Schooling for conflict transformation : a case study from Northern Uganda

Cunningham, Jeremy James (2014). Schooling for conflict transformation : a case study from Northern Uganda. PhD thesis The Open University.



Civil wars impede progress towards the Millennium Development Goals. As many conflicts erupt within a short time, it is important to know what may increase the chances of sustainable peace. Access to education is a factor but relatively little is known about the contribution of what students learn in school. This thesis aims to respond to a research gap by addressing the foll owing question: 'How can schooling contribute to conflict transformation?'

Significant curricular approaches that may be used after civil war - peace education, human rights education and citizenship education - are assessed for their strengths and weaknesses. As no single approach is found to be sufficient for conflict transformation, a framework is proposed based on three fundamental concepts: (i) truth seeking; (ii) reconciliation; and (iii) inclusive citizenship.

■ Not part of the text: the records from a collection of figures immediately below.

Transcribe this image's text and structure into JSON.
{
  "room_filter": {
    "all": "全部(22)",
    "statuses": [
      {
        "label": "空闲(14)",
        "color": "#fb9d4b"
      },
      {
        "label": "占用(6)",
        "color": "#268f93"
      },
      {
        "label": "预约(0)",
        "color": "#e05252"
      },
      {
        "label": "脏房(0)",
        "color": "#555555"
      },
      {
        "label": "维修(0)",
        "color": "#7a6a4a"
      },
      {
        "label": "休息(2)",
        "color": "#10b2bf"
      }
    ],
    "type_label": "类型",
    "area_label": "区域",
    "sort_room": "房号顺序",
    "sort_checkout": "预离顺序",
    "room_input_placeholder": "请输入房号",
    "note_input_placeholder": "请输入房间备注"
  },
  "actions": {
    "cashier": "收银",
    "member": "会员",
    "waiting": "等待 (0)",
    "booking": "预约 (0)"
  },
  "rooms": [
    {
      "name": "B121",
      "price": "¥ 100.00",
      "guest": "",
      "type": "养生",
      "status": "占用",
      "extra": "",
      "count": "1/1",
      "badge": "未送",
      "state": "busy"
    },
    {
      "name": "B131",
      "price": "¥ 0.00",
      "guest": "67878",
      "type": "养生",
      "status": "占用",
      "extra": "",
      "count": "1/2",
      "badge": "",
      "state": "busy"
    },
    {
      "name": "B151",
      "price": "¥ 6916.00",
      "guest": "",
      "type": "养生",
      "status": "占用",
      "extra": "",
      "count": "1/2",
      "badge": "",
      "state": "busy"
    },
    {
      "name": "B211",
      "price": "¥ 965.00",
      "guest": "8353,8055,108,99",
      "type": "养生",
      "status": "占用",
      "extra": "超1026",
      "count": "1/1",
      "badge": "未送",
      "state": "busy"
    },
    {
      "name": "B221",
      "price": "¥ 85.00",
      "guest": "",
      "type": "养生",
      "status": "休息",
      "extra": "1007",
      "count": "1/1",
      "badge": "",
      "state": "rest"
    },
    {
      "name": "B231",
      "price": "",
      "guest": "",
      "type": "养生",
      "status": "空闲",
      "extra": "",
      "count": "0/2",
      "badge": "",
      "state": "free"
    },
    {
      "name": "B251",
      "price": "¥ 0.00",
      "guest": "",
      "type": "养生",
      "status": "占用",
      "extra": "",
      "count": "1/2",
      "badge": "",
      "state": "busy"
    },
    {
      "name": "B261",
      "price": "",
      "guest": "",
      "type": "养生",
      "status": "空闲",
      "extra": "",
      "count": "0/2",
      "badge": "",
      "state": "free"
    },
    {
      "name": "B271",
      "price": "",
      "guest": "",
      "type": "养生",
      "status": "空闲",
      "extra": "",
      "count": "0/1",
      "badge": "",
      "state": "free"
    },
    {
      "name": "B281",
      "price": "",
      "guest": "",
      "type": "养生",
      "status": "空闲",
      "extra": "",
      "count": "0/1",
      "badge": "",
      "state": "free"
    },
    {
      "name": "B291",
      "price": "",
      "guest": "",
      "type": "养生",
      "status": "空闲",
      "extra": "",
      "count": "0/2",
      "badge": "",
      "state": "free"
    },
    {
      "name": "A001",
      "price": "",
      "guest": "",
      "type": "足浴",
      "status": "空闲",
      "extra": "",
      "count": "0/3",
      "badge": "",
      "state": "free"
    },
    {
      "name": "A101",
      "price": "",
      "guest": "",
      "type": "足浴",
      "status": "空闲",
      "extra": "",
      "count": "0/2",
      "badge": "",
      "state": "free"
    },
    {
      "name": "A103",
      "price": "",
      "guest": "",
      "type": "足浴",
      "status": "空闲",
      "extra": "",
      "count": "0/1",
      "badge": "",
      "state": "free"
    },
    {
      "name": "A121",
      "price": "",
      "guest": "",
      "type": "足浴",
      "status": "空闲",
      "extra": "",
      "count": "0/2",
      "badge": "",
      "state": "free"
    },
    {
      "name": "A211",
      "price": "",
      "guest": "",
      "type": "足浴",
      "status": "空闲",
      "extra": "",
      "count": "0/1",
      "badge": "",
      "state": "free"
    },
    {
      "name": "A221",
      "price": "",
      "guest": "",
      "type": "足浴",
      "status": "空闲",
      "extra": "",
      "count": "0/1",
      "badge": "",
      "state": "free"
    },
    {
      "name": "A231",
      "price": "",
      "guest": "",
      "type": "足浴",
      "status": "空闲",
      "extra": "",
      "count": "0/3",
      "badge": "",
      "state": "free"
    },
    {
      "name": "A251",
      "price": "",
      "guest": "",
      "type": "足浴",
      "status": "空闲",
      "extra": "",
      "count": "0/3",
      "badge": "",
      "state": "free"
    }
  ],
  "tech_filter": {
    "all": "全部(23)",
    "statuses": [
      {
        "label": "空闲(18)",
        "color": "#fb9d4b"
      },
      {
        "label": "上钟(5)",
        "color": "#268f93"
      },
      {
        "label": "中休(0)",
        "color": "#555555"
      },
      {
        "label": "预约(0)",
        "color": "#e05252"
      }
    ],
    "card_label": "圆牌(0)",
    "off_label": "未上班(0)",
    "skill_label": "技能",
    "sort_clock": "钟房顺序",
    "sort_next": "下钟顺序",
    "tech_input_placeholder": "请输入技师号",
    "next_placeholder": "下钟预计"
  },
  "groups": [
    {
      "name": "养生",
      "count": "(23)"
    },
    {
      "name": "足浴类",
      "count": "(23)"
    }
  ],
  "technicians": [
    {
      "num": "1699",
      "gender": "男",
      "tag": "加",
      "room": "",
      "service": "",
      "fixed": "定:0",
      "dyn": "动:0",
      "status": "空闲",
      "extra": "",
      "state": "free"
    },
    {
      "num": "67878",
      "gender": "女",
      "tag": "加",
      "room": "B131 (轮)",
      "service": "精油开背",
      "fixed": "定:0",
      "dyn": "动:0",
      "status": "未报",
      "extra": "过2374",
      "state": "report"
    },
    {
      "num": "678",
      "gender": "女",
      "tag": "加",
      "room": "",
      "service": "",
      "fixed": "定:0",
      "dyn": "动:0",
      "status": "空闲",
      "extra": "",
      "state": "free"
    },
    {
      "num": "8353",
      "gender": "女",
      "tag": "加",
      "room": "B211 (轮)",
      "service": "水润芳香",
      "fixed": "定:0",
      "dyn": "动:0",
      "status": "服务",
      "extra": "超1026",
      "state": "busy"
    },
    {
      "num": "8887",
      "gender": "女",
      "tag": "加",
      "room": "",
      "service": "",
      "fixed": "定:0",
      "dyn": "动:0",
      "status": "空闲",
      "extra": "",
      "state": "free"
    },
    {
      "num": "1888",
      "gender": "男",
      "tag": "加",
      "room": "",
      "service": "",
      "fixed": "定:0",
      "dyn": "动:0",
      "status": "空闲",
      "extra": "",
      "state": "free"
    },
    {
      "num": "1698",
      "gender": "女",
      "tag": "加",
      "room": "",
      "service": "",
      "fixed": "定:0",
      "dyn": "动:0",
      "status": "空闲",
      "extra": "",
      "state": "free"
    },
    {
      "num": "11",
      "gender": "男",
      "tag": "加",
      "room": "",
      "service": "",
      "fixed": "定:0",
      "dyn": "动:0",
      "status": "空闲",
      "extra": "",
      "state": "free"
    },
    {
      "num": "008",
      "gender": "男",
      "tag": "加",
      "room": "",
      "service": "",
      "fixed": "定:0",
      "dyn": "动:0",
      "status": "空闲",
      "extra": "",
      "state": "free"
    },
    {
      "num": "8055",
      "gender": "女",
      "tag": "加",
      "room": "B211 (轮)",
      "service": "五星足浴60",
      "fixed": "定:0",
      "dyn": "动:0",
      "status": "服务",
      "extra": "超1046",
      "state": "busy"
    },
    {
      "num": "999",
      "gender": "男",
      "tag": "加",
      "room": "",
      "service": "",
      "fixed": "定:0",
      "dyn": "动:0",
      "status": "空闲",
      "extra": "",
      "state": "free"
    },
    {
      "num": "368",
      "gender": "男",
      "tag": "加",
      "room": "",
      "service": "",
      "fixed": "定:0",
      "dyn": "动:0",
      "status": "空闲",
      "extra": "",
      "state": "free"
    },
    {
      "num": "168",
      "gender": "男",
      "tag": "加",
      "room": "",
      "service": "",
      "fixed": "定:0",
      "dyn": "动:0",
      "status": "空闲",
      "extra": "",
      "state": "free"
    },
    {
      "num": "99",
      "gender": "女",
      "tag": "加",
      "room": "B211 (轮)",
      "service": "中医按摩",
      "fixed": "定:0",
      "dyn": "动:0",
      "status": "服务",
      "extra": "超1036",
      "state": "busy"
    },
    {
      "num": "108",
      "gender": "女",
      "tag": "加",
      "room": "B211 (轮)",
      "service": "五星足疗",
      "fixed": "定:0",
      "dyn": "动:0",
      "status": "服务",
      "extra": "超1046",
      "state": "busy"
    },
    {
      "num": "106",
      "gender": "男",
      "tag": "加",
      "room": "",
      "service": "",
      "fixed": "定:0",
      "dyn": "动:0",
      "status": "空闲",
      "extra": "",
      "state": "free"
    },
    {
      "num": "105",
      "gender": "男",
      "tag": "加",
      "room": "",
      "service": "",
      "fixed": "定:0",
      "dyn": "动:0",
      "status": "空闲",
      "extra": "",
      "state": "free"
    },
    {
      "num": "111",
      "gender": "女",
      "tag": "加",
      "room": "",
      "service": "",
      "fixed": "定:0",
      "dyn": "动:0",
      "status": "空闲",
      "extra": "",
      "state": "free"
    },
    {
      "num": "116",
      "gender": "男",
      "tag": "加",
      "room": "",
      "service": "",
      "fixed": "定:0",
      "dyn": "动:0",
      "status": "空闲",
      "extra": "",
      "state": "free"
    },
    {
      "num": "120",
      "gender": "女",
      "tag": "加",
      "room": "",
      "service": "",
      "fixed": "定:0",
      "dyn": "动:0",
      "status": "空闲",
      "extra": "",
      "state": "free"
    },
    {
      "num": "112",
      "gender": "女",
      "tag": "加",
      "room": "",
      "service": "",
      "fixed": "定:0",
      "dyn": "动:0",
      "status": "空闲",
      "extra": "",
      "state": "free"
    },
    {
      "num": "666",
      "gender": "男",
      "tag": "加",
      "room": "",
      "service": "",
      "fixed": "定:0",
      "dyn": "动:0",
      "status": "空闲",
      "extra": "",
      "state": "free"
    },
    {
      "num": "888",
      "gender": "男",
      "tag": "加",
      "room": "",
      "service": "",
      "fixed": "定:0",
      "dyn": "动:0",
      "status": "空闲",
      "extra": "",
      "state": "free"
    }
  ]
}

This framework is examined through a qualitative case study of curriculum in seven schools in a district in northern Uganda that is emerging from a twenty-year civil war. The curriculum of four primary schools, two secondary schools, one special school and one teacher training college was studied over a three-month period. A structure of knowledge, skills and values was used to research the framework at a detailed level. It is found that schools exhibit good socialization of reconciliation values and some development of problem-solving and communication skills. There is some understanding of human rights, but little knowledge of history, or of local, national and international political/legal systems. There is minimal development of discussion and critical thinking skills.

It is argued that the framework can be used to investigate other schools and to inform the design of a curriculum that can contribute to conflict transformation, with the ultimate aim of reducing the risk of civil war re-eruption.